En estos días de fuerte calor en Vancouver (me gusta el calor), el poder dormir sobre las sábanas sin ropa me es un grato placer. Me recuerda de una juventud de temporadas de ese calor húmedo de Buenos Aires por su cercanía al Río de la Plata. También me acuerdo de una siesta tropical que podría haber cambiado algo de mi vida juvenil.
En 1952
cuando tenía 10 años, mi mamá, mi tío Antonio, mi tía Sarita y mi primo Jorge
Wenceslao nos fuimos a la provincia de Corrientes en el litoral argentino.
Abordamos una embarcación de vapor de ruedas que nos llevó por el Río Paraná.
El calor
era tremendo pero lo podía aguantar sin problemas.
Años después, durante mi colimba en la Armada Argentina, era un almirante el que nos dictaba cuando deberíamos cambiar nuestro uniforme de lana azul marino al blanco de algodón para el verano. El almirante se olvidaba y sufríamos semanas de calor. Mis compañeros me preguntaban porqué no me quejaba.
Desde la
capital de Goya nos fuimos en una vieja camioneta Studebaker a la estancia de
Santa Teresita a un lado del Río Corrientes.
En una
tarde calurosa (habían bajado una enorme sandía para enfriarla en el pozo de
agua) yo dormitaba una siesta. Un mosquitero me protegía de los
insectos.

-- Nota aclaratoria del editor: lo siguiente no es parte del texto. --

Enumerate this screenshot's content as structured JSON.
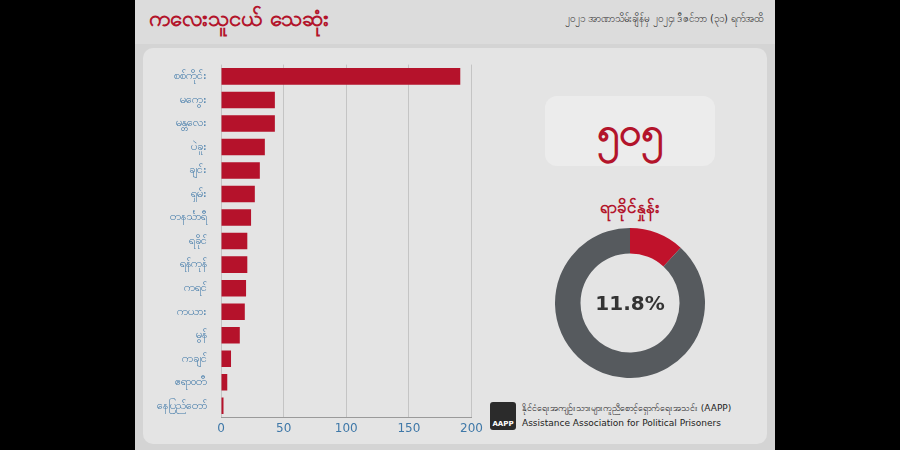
{
  "chart_data": [
    {
      "type": "bar",
      "title": "ကလေးသူငယ် သေဆုံး",
      "subtitle": "၂၀၂၁ အာဏာသိမ်းချိန်မှ ၂၀၂၄၊ ဒီဇင်ဘာ (၃၁) ရက်အထိ",
      "orientation": "horizontal",
      "categories": [
        "စစ်ကိုင်း",
        "မကွေး",
        "မန္တလေး",
        "ပဲခူး",
        "ချင်း",
        "ရှမ်း",
        "တနင်္သာရီ",
        "ရခိုင်",
        "ရန်ကုန်",
        "ကရင်",
        "ကယား",
        "မွန်",
        "ကချင်",
        "ဧရာဝတီ",
        "နေပြည်တော်"
      ],
      "values": [
        191,
        43,
        43,
        35,
        31,
        27,
        24,
        21,
        21,
        20,
        19,
        15,
        8,
        5,
        2
      ],
      "color": "#b5122b",
      "xlim": [
        0,
        200
      ],
      "xticks": [
        0,
        50,
        100,
        150,
        200
      ],
      "grid": true
    },
    {
      "type": "doughnut",
      "title": "ရာခိုင်နှုန်း",
      "values": [
        11.8,
        88.2
      ],
      "value_labels": [
        "11.8%",
        null
      ],
      "colors": [
        "#c0122b",
        "#565a5e"
      ]
    }
  ],
  "total": "၅၀၅",
  "source": {
    "name": "နိုင်ငံရေးအကျဉ်းသားများကူညီစောင့်ရှောက်ရေးအသင်း (AAPP)",
    "english": "Assistance Association for Political Prisoners",
    "logo": "AAPP"
  }
}
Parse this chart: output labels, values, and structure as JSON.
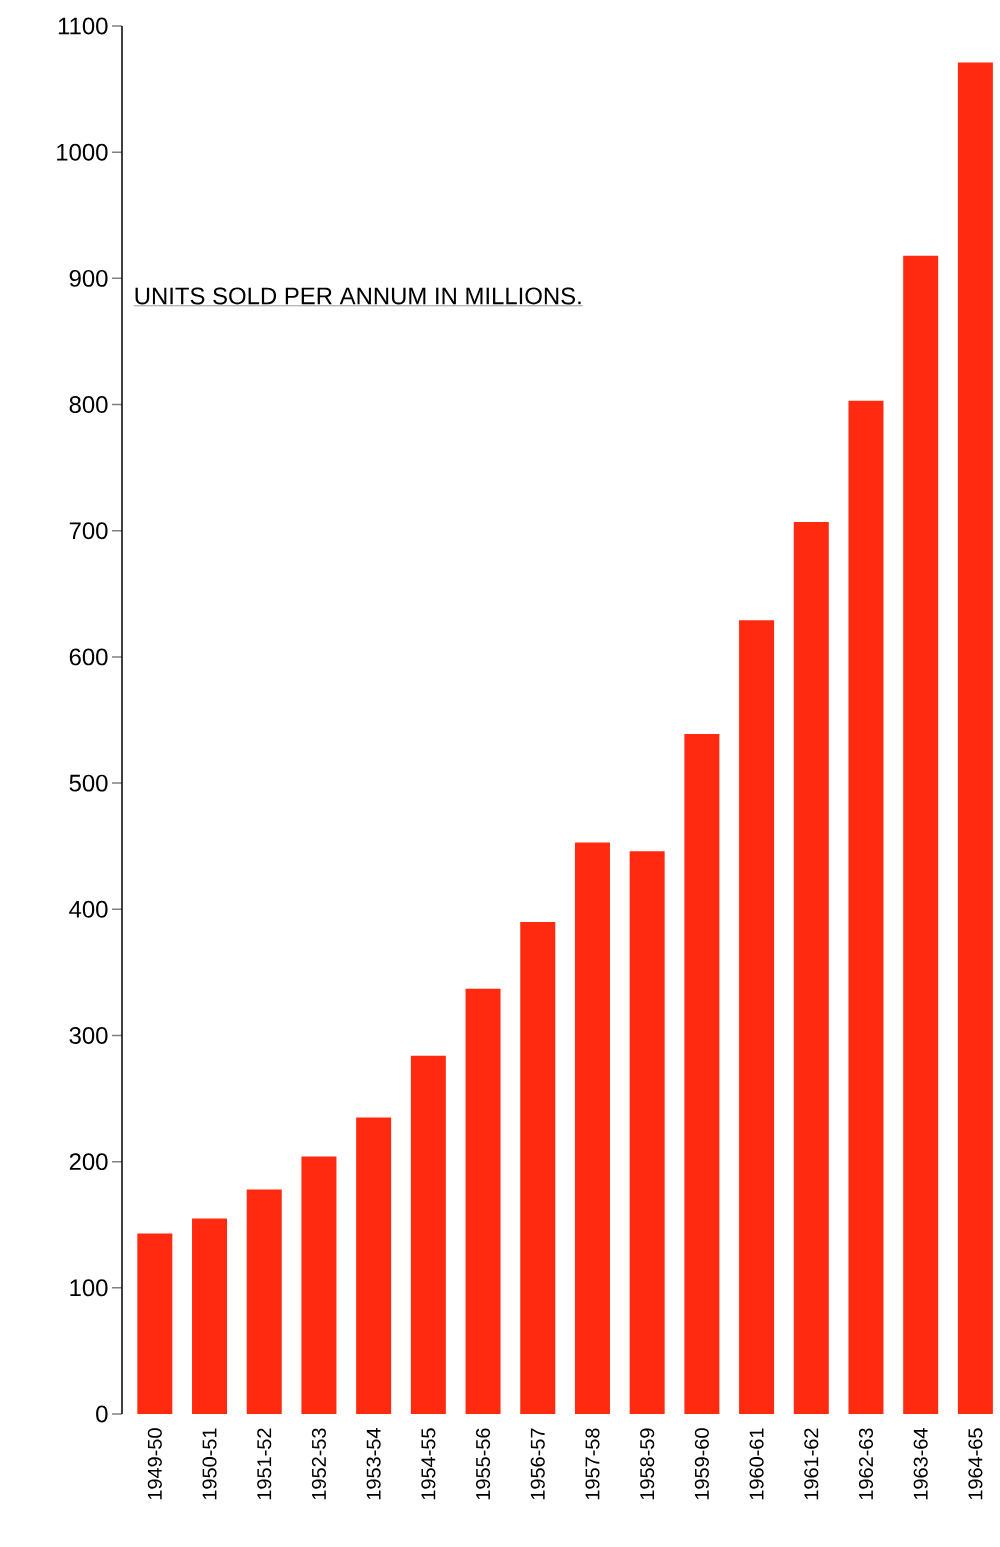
{
  "chart_data": {
    "type": "bar",
    "title": "UNITS SOLD PER ANNUM IN MILLIONS.",
    "categories": [
      "1949-50",
      "1950-51",
      "1951-52",
      "1952-53",
      "1953-54",
      "1954-55",
      "1955-56",
      "1956-57",
      "1957-58",
      "1958-59",
      "1959-60",
      "1960-61",
      "1961-62",
      "1962-63",
      "1963-64",
      "1964-65"
    ],
    "values": [
      143,
      155,
      178,
      204,
      235,
      284,
      337,
      390,
      453,
      446,
      539,
      629,
      707,
      803,
      918,
      1071
    ],
    "color": "#ff2a10",
    "ylim": [
      0,
      1100
    ],
    "yticks": [
      0,
      100,
      200,
      300,
      400,
      500,
      600,
      700,
      800,
      900,
      1000,
      1100
    ],
    "grid": false
  }
}
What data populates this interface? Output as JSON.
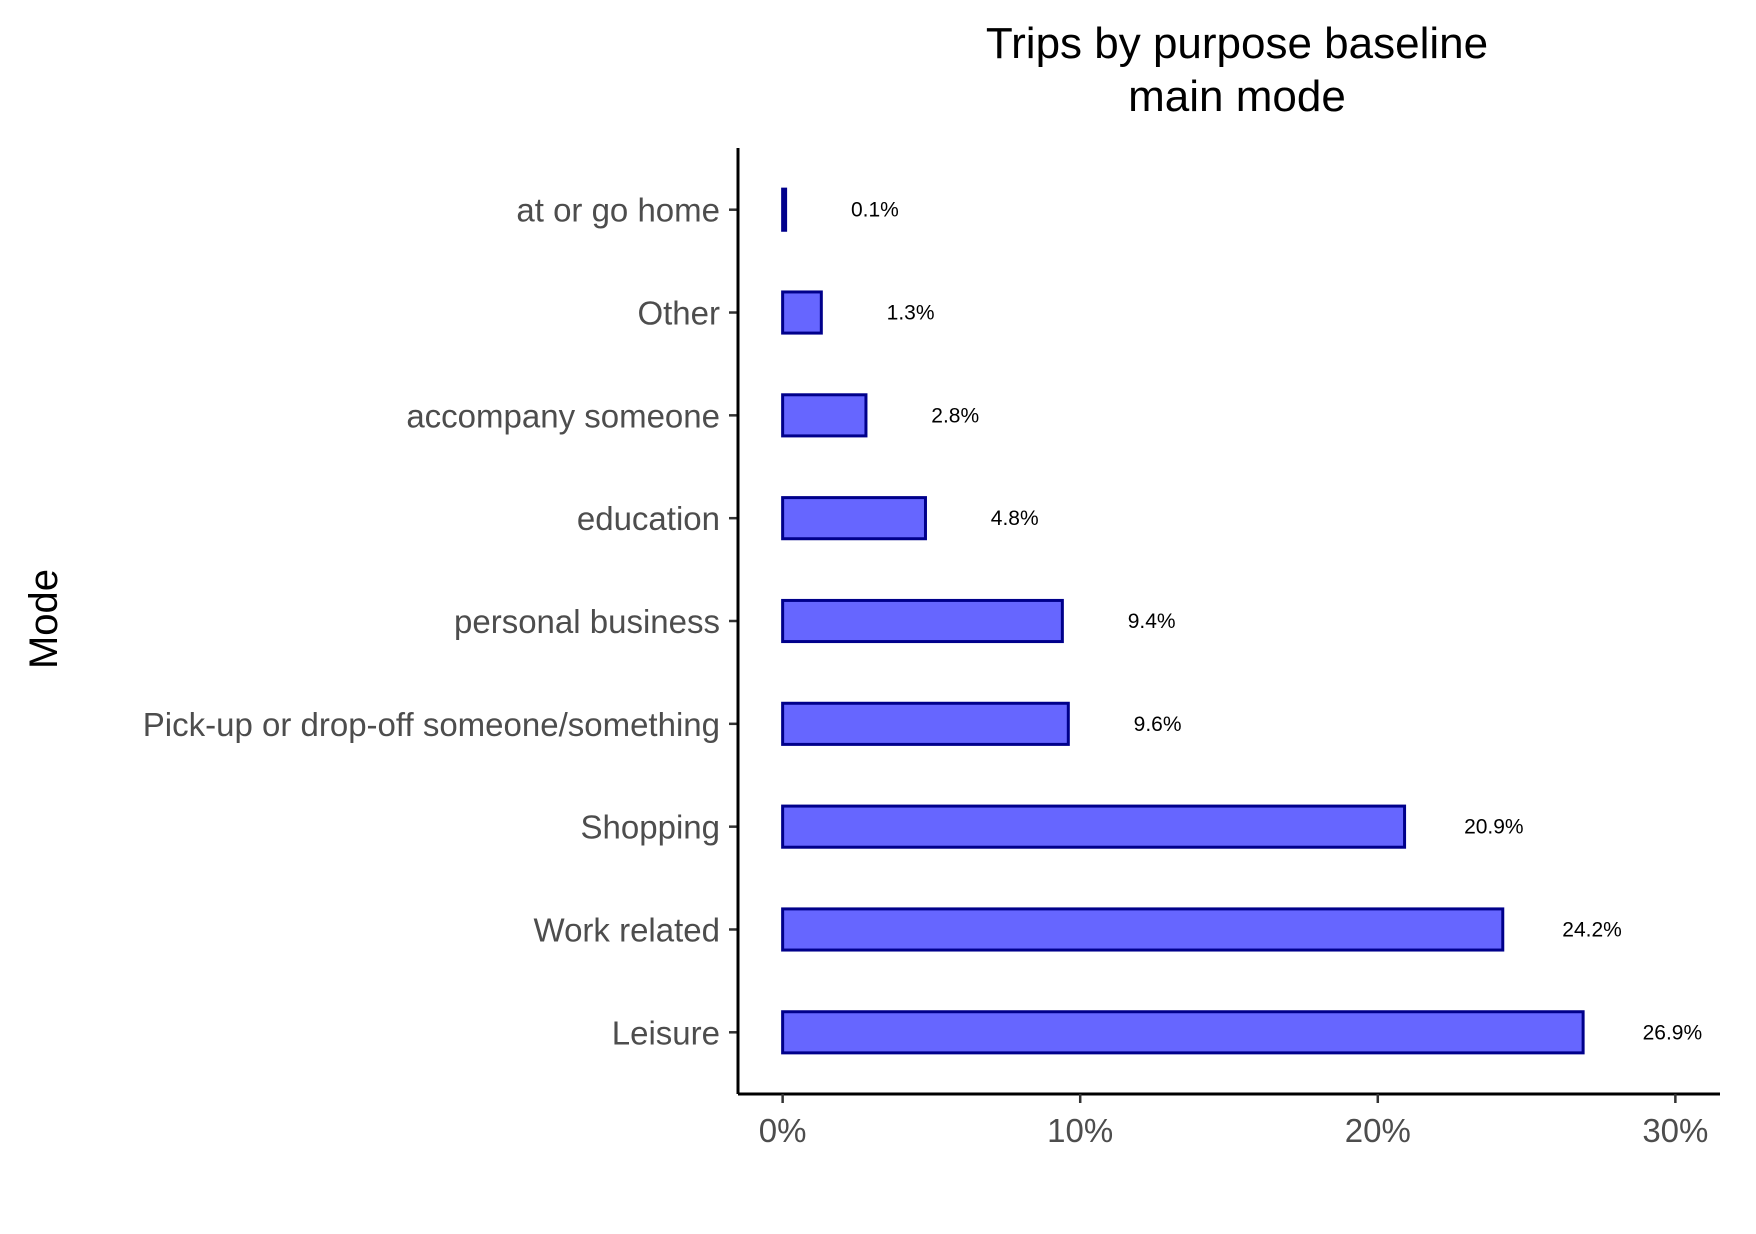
{
  "chart_data": {
    "type": "bar",
    "orientation": "horizontal",
    "title_lines": [
      "Trips by purpose baseline",
      "main mode"
    ],
    "xlabel": "",
    "ylabel": "Mode",
    "categories": [
      "at or go home",
      "Other",
      "accompany someone",
      "education",
      "personal business",
      "Pick-up or drop-off someone/something",
      "Shopping",
      "Work related",
      "Leisure"
    ],
    "values": [
      0.1,
      1.3,
      2.8,
      4.8,
      9.4,
      9.6,
      20.9,
      24.2,
      26.9
    ],
    "data_labels": [
      "0.1%",
      "1.3%",
      "2.8%",
      "4.8%",
      "9.4%",
      "9.6%",
      "20.9%",
      "24.2%",
      "26.9%"
    ],
    "x_ticks": [
      0,
      10,
      20,
      30
    ],
    "x_tick_labels": [
      "0%",
      "10%",
      "20%",
      "30%"
    ],
    "xlim": [
      -1.5,
      31.5
    ],
    "grid": false,
    "legend": "none",
    "colors": {
      "bar_fill": "#6666ff",
      "bar_stroke": "#00008b"
    }
  }
}
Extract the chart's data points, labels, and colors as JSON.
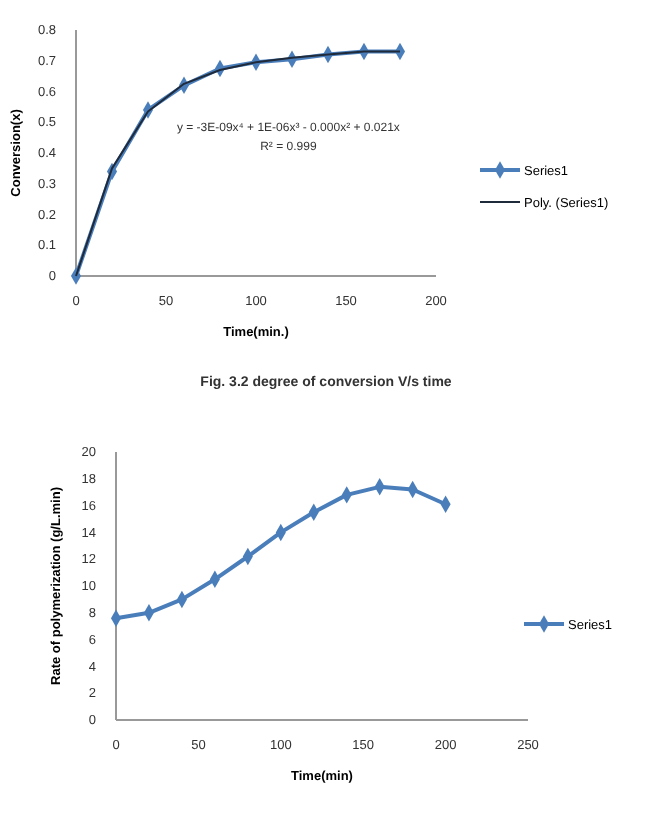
{
  "chart_data": [
    {
      "type": "line",
      "xlabel": "Time(min.)",
      "ylabel": "Conversion(x)",
      "xlim": [
        0,
        200
      ],
      "xticks": [
        0,
        50,
        100,
        150,
        200
      ],
      "ylim": [
        0,
        0.8
      ],
      "yticks": [
        0,
        0.1,
        0.2,
        0.3,
        0.4,
        0.5,
        0.6,
        0.7,
        0.8
      ],
      "marker": "diamond",
      "grid": false,
      "legend": "right",
      "x": [
        0,
        20,
        40,
        60,
        80,
        100,
        120,
        140,
        160,
        180
      ],
      "series": [
        {
          "name": "Series1",
          "color": "#4a7ebb",
          "values": [
            0,
            0.34,
            0.54,
            0.62,
            0.675,
            0.695,
            0.705,
            0.72,
            0.73,
            0.73
          ]
        },
        {
          "name": "Poly. (Series1)",
          "color": "#1f2a3a",
          "marker": "none",
          "values": [
            0,
            0.35,
            0.535,
            0.625,
            0.67,
            0.695,
            0.71,
            0.72,
            0.73,
            0.73
          ]
        }
      ],
      "annotations": [
        "y = -3E-09x⁴ + 1E-06x³ - 0.000x² + 0.021x",
        "R² = 0.999",
        "Fig. 3.2 degree of conversion V/s time"
      ]
    },
    {
      "type": "line",
      "xlabel": "Time(min)",
      "ylabel": "Rate of polymerization (g/L.min)",
      "xlim": [
        0,
        250
      ],
      "xticks": [
        0,
        50,
        100,
        150,
        200,
        250
      ],
      "ylim": [
        0,
        20
      ],
      "yticks": [
        0,
        2,
        4,
        6,
        8,
        10,
        12,
        14,
        16,
        18,
        20
      ],
      "marker": "diamond",
      "grid": false,
      "legend": "right",
      "x": [
        0,
        20,
        40,
        60,
        80,
        100,
        120,
        140,
        160,
        180,
        200
      ],
      "series": [
        {
          "name": "Series1",
          "color": "#4a7ebb",
          "values": [
            7.6,
            8.0,
            9.0,
            10.5,
            12.2,
            14.0,
            15.5,
            16.8,
            17.4,
            17.2,
            16.1
          ]
        }
      ]
    }
  ]
}
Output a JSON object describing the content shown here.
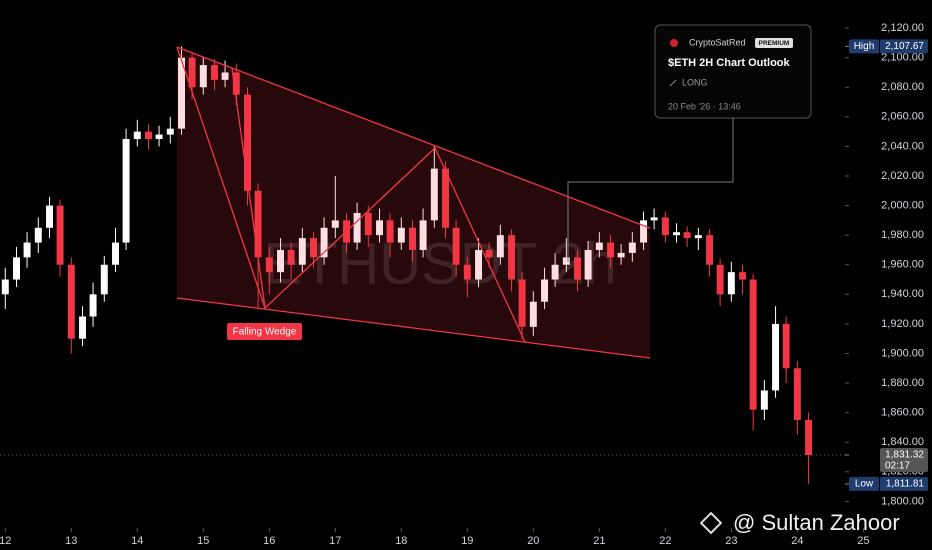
{
  "chart_data": {
    "type": "candlestick",
    "watermark": "ETHUSDT 2h",
    "x": [
      12.0,
      12.17,
      12.33,
      12.5,
      12.67,
      12.83,
      13.0,
      13.17,
      13.33,
      13.5,
      13.67,
      13.83,
      14.0,
      14.17,
      14.33,
      14.5,
      14.67,
      14.83,
      15.0,
      15.17,
      15.33,
      15.5,
      15.67,
      15.83,
      16.0,
      16.17,
      16.33,
      16.5,
      16.67,
      16.83,
      17.0,
      17.17,
      17.33,
      17.5,
      17.67,
      17.83,
      18.0,
      18.17,
      18.33,
      18.5,
      18.67,
      18.83,
      19.0,
      19.17,
      19.33,
      19.5,
      19.67,
      19.83,
      20.0,
      20.17,
      20.33,
      20.5,
      20.67,
      20.83,
      21.0,
      21.17,
      21.33,
      21.5,
      21.67,
      21.83,
      22.0,
      22.17,
      22.33,
      22.5,
      22.67,
      22.83,
      23.0,
      23.17,
      23.33,
      23.5,
      23.67,
      23.83,
      24.0,
      24.17
    ],
    "open": [
      1940,
      1950,
      1965,
      1975,
      1985,
      2000,
      1960,
      1910,
      1925,
      1940,
      1960,
      1975,
      2045,
      2050,
      2045,
      2048,
      2052,
      2100,
      2080,
      2095,
      2085,
      2090,
      2075,
      2010,
      1965,
      1955,
      1970,
      1960,
      1978,
      1965,
      1985,
      1990,
      1975,
      1995,
      1980,
      1990,
      1975,
      1985,
      1970,
      1990,
      2025,
      1985,
      1960,
      1950,
      1970,
      1965,
      1980,
      1950,
      1918,
      1935,
      1950,
      1960,
      1965,
      1950,
      1970,
      1975,
      1965,
      1968,
      1975,
      1990,
      1992,
      1980,
      1982,
      1978,
      1980,
      1960,
      1940,
      1955,
      1950,
      1862,
      1875,
      1920,
      1890,
      1855
    ],
    "high": [
      1958,
      1972,
      1982,
      1992,
      2006,
      2004,
      1965,
      1932,
      1948,
      1966,
      1985,
      2052,
      2058,
      2055,
      2054,
      2060,
      2107.67,
      2104,
      2100,
      2099,
      2098,
      2096,
      2080,
      2015,
      1972,
      1978,
      1975,
      1985,
      1982,
      1992,
      2020,
      1995,
      2002,
      2000,
      1998,
      1995,
      1992,
      1990,
      1998,
      2040,
      2030,
      1990,
      1965,
      1978,
      1975,
      1987,
      1984,
      1955,
      1942,
      1958,
      1968,
      1978,
      1970,
      1976,
      1982,
      1980,
      1974,
      1982,
      1996,
      1998,
      1996,
      1988,
      1986,
      1985,
      1984,
      1964,
      1962,
      1960,
      1954,
      1882,
      1932,
      1925,
      1895,
      1860
    ],
    "low": [
      1930,
      1945,
      1958,
      1968,
      1978,
      1952,
      1900,
      1905,
      1918,
      1935,
      1955,
      1970,
      2040,
      2038,
      2040,
      2042,
      2048,
      2072,
      2075,
      2078,
      2080,
      2068,
      2000,
      1930,
      1940,
      1948,
      1950,
      1955,
      1958,
      1960,
      1978,
      1968,
      1970,
      1972,
      1975,
      1965,
      1970,
      1962,
      1965,
      1985,
      1978,
      1952,
      1938,
      1945,
      1958,
      1960,
      1942,
      1910,
      1912,
      1930,
      1945,
      1955,
      1942,
      1945,
      1965,
      1958,
      1960,
      1962,
      1970,
      1984,
      1975,
      1975,
      1972,
      1970,
      1952,
      1932,
      1935,
      1940,
      1848,
      1855,
      1870,
      1880,
      1845,
      1811.81
    ],
    "close": [
      1950,
      1965,
      1975,
      1985,
      2000,
      1960,
      1910,
      1925,
      1940,
      1960,
      1975,
      2045,
      2050,
      2045,
      2048,
      2052,
      2100,
      2080,
      2095,
      2085,
      2090,
      2075,
      2010,
      1965,
      1955,
      1970,
      1960,
      1978,
      1965,
      1985,
      1990,
      1975,
      1995,
      1980,
      1990,
      1975,
      1985,
      1970,
      1990,
      2025,
      1985,
      1960,
      1950,
      1970,
      1965,
      1980,
      1950,
      1918,
      1935,
      1950,
      1960,
      1965,
      1950,
      1970,
      1975,
      1965,
      1968,
      1975,
      1990,
      1992,
      1980,
      1982,
      1978,
      1980,
      1960,
      1940,
      1955,
      1950,
      1862,
      1875,
      1920,
      1890,
      1855,
      1831.32
    ],
    "up_color": "#ffffff",
    "down_color": "#f23645",
    "xlim": [
      11.92,
      26.04
    ],
    "xticks": [
      12,
      13,
      14,
      15,
      16,
      17,
      18,
      19,
      20,
      21,
      22,
      23,
      24,
      25
    ],
    "ylim": [
      1782,
      2139
    ],
    "yticks": [
      {
        "value": 1800,
        "label": "1,800.00"
      },
      {
        "value": 1820,
        "label": "1,820.00"
      },
      {
        "value": 1840,
        "label": "1,840.00"
      },
      {
        "value": 1860,
        "label": "1,860.00"
      },
      {
        "value": 1880,
        "label": "1,880.00"
      },
      {
        "value": 1900,
        "label": "1,900.00"
      },
      {
        "value": 1920,
        "label": "1,920.00"
      },
      {
        "value": 1940,
        "label": "1,940.00"
      },
      {
        "value": 1960,
        "label": "1,960.00"
      },
      {
        "value": 1980,
        "label": "1,980.00"
      },
      {
        "value": 2000,
        "label": "2,000.00"
      },
      {
        "value": 2020,
        "label": "2,020.00"
      },
      {
        "value": 2040,
        "label": "2,040.00"
      },
      {
        "value": 2060,
        "label": "2,060.00"
      },
      {
        "value": 2080,
        "label": "2,080.00"
      },
      {
        "value": 2100,
        "label": "2,100.00"
      },
      {
        "value": 2120,
        "label": "2,120.00"
      }
    ],
    "high_marker": {
      "name": "High",
      "value": 2107.67,
      "label": "2,107.67"
    },
    "low_marker": {
      "name": "Low",
      "value": 1811.81,
      "label": "1,811.81"
    },
    "last_price": {
      "value": 1831.32,
      "label": "1,831.32",
      "countdown": "02:17"
    },
    "pattern_label": "Falling Wedge",
    "idea_card": {
      "author": "CryptoSatRed",
      "badge": "PREMIUM",
      "title": "$ETH 2H Chart Outlook",
      "direction": "LONG",
      "date": "20 Feb '26 · 13:46"
    },
    "credit": "@ Sultan Zahoor"
  }
}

Por la ventana de mi cuarto pude escuchar una conversación entre mi tia
Sarita y mi mamá. A mi mamá le dijo, “Nuestros chicos muy pronto van a ser
hombres. En nuestra próxima venida deberíamos acostarlos con unas indias para
que aprendan a serlo.”
Nunca volví
y nunca me atreví preguntarle a Jorge Wenceslao como llegó a ser hombre.